People v Romero
2010 NY Slip Op 07974 [78 AD3d 740]
November 3, 2010
Appellate Division, Second Department
Published by New York State Law Reporting Bureau pursuant to Judiciary Law § 431.
As corrected through Wednesday, January 19, 2011


The People of the State of New York, Respondent,
v
Donaldo Romero, Appellant.

[*1] Dechert LLP, New York, N.Y. (Neil A. Steiner and Eric C. Kirsch of counsel), for appellant. Charles J. Hynes, District Attorney, Brooklyn, N.Y. (Leonard Joblove, Anthea H. Bruffee, Sholom J. Twersky, and Sullivan & Cromwell, LLP [David L. Breau], of counsel), for respondent.

Appeal by the defendant from a judgment of the Supreme Court, Kings County (Chun, J.), rendered March 27, 2008, convicting him of burglary in the first degree and assault in the third degree, upon a jury verdict, and imposing sentence. The appeal brings up for review the denial, after a hearing, of those branches of the defendant's omnibus motion which were to suppress identification testimony and physical evidence.

Ordered that the judgment is affirmed.

Contrary to the defendant's contention, the Supreme Court did not err in denying those branches of the defendant's omnibus motion which were to suppress identification testimony and physical evidence. The evidence adduced at the suppression hearing demonstrated that the police officer who detained the defendant just prior to his arrest had reasonable suspicion to do so, based on information that he had received minutes earlier from a radio transmission and from a civilian who had been chasing the defendant, and the officer's own observation of the chase (see People v Lopez, 258 AD2d 388 [1999]; People v Youmans, 228 AD2d 345, 346 [1996]; People v Arthur, 209 AD2d 175, 176 [1994]).
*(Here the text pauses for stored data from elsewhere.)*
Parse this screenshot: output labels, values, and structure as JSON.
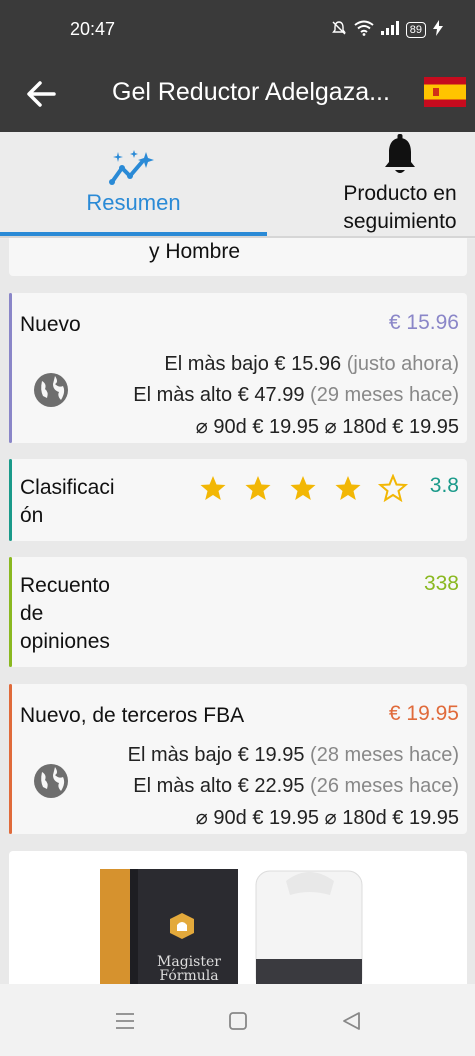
{
  "status": {
    "time": "20:47",
    "battery": "89"
  },
  "header": {
    "title": "Gel Reductor Adelgaza...",
    "flag_icon": "spain-flag-icon"
  },
  "tabs": [
    {
      "label": "Resumen",
      "icon": "trend-sparkle-icon",
      "active": true
    },
    {
      "label": "Producto en seguimiento",
      "icon": "bell-icon",
      "active": false
    }
  ],
  "partial_card": {
    "text": "y Hombre"
  },
  "nuevo": {
    "label": "Nuevo",
    "price": "€ 15.96",
    "color": "#8a86c8",
    "low_label": "El màs bajo",
    "low_value": "€ 15.96",
    "low_when": "(justo ahora)",
    "high_label": "El màs alto",
    "high_value": "€ 47.99",
    "high_when": "(29 meses hace)",
    "avg90_label": "⌀ 90d",
    "avg90_value": "€ 19.95",
    "avg180_label": "⌀ 180d",
    "avg180_value": "€ 19.95"
  },
  "rating": {
    "label": "Clasificaci ón",
    "value": "3.8",
    "stars": 4,
    "max_stars": 5,
    "color": "#1a9a8a"
  },
  "reviews": {
    "label": "Recuento de opiniones",
    "value": "338",
    "color": "#8ab820"
  },
  "fba": {
    "label": "Nuevo, de terceros FBA",
    "price": "€ 19.95",
    "color": "#e06a3a",
    "low_label": "El màs bajo",
    "low_value": "€ 19.95",
    "low_when": "(28 meses hace)",
    "high_label": "El màs alto",
    "high_value": "€ 22.95",
    "high_when": "(26 meses hace)",
    "avg90_label": "⌀ 90d",
    "avg90_value": "€ 19.95",
    "avg180_label": "⌀ 180d",
    "avg180_value": "€ 19.95"
  },
  "product_image": {
    "brand_text": "Magister Fórmula"
  }
}
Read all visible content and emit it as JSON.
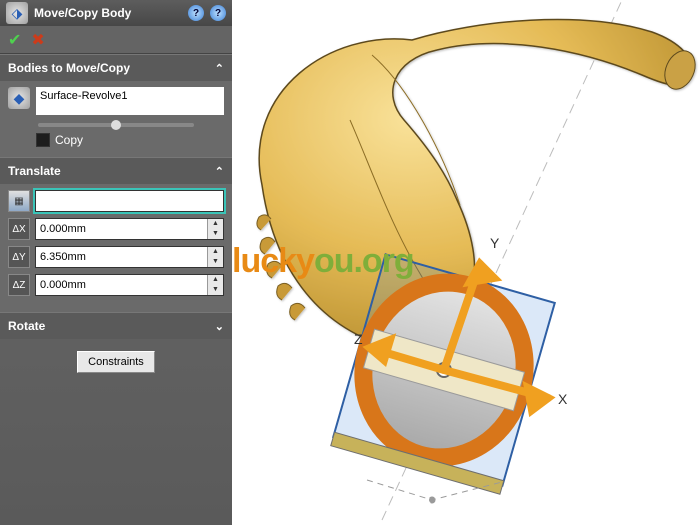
{
  "panel": {
    "title": "Move/Copy Body",
    "help1": "?",
    "help2": "?",
    "ok_glyph": "✔",
    "cancel_glyph": "✖",
    "bodies_header": "Bodies to Move/Copy",
    "bodies_list_value": "Surface-Revolve1",
    "copy_label": "Copy",
    "translate_header": "Translate",
    "translate_chev": "⌃",
    "bodies_chev": "⌃",
    "rotate_chev": "⌄",
    "dx_label": "ΔX",
    "dy_label": "ΔY",
    "dz_label": "ΔZ",
    "dx_value": "0.000mm",
    "dy_value": "6.350mm",
    "dz_value": "0.000mm",
    "rotate_header": "Rotate",
    "constraints_label": "Constraints"
  },
  "viewport": {
    "axis_x_label": "X",
    "axis_y_label": "Y",
    "axis_z_label": "Z",
    "widget_center_mark": "◦"
  },
  "watermark": {
    "seg1": "lucky",
    "seg2": "ou.org"
  },
  "colors": {
    "body_fill": "#e5bb56",
    "body_shade": "#b88f2f",
    "body_highlight": "#f9e29a",
    "triad_color": "#f0a020",
    "selection_blue": "#3a82d8",
    "ring_fill": "#d8761a"
  }
}
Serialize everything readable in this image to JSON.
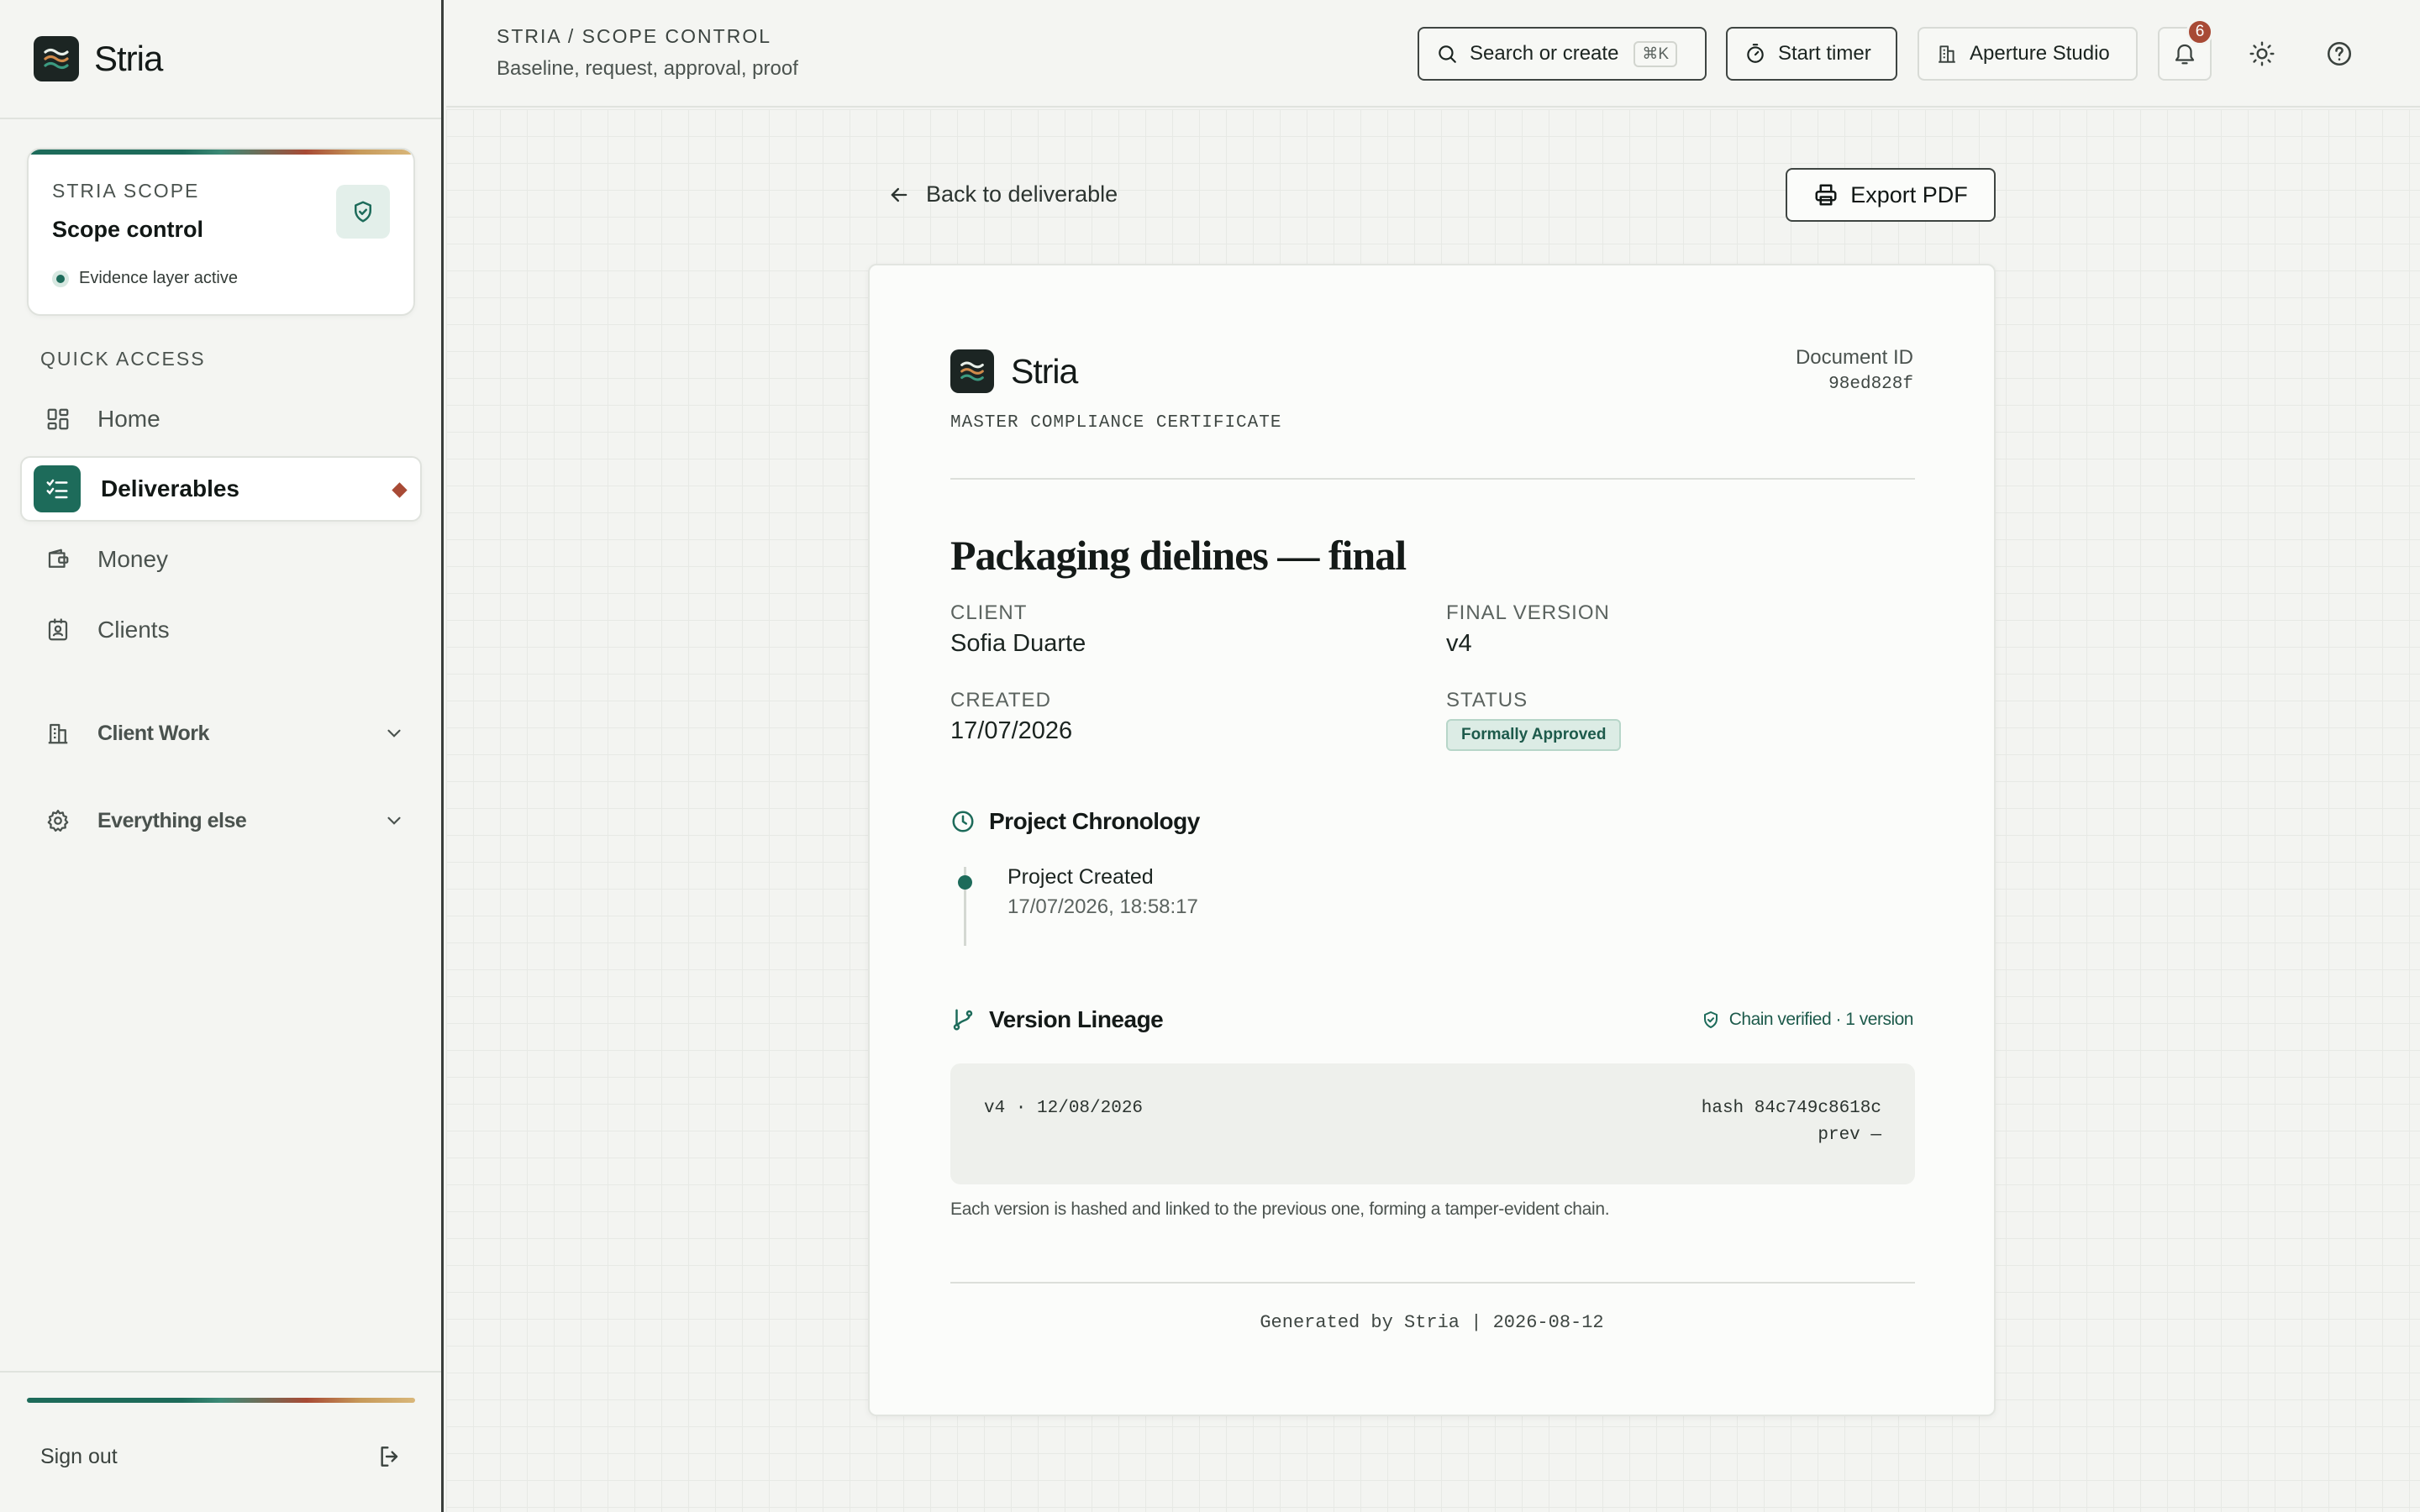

Viewing the evidence in the light most favorable to the prosecution (see People v Contes, 60 NY2d 620, 621 [1983]), we find that it was legally sufficient to establish that the defendant knowingly entered a dwelling unlawfully with respect to the charge of burglary in the first degree (see Matter of Ryan R., 254 AD2d 49, 50 [1998]; People v Delcarpio, 220 AD2d 341, 342 [1995]; People v Johnson, 162 AD2d 267 [1990]). Moreover, in fulfilling our responsibility to conduct an independent review of the weight of the evidence (see CPL 470.15 [5]; People v Danielson, 9 NY3d 342 [2007]), we nevertheless accord great deference to the jury's opportunity to view the witnesses, hear the testimony, and observe demeanor (see People v Mateo, 2 NY3d 383, 410 [2004], cert denied 542 US 946 [2004]; People v Bleakley, 69 NY2d 490, 495 [1987]). Upon reviewing the record here, we are satisfied that the verdict of guilt was not against the weight of the evidence (see People v Romero, 7 NY3d 633, 859 [2006]). [*2]

The defendant's remaining contention is without merit. Skelos, J.P., Balkin, Chambers and Austin, JJ., concur.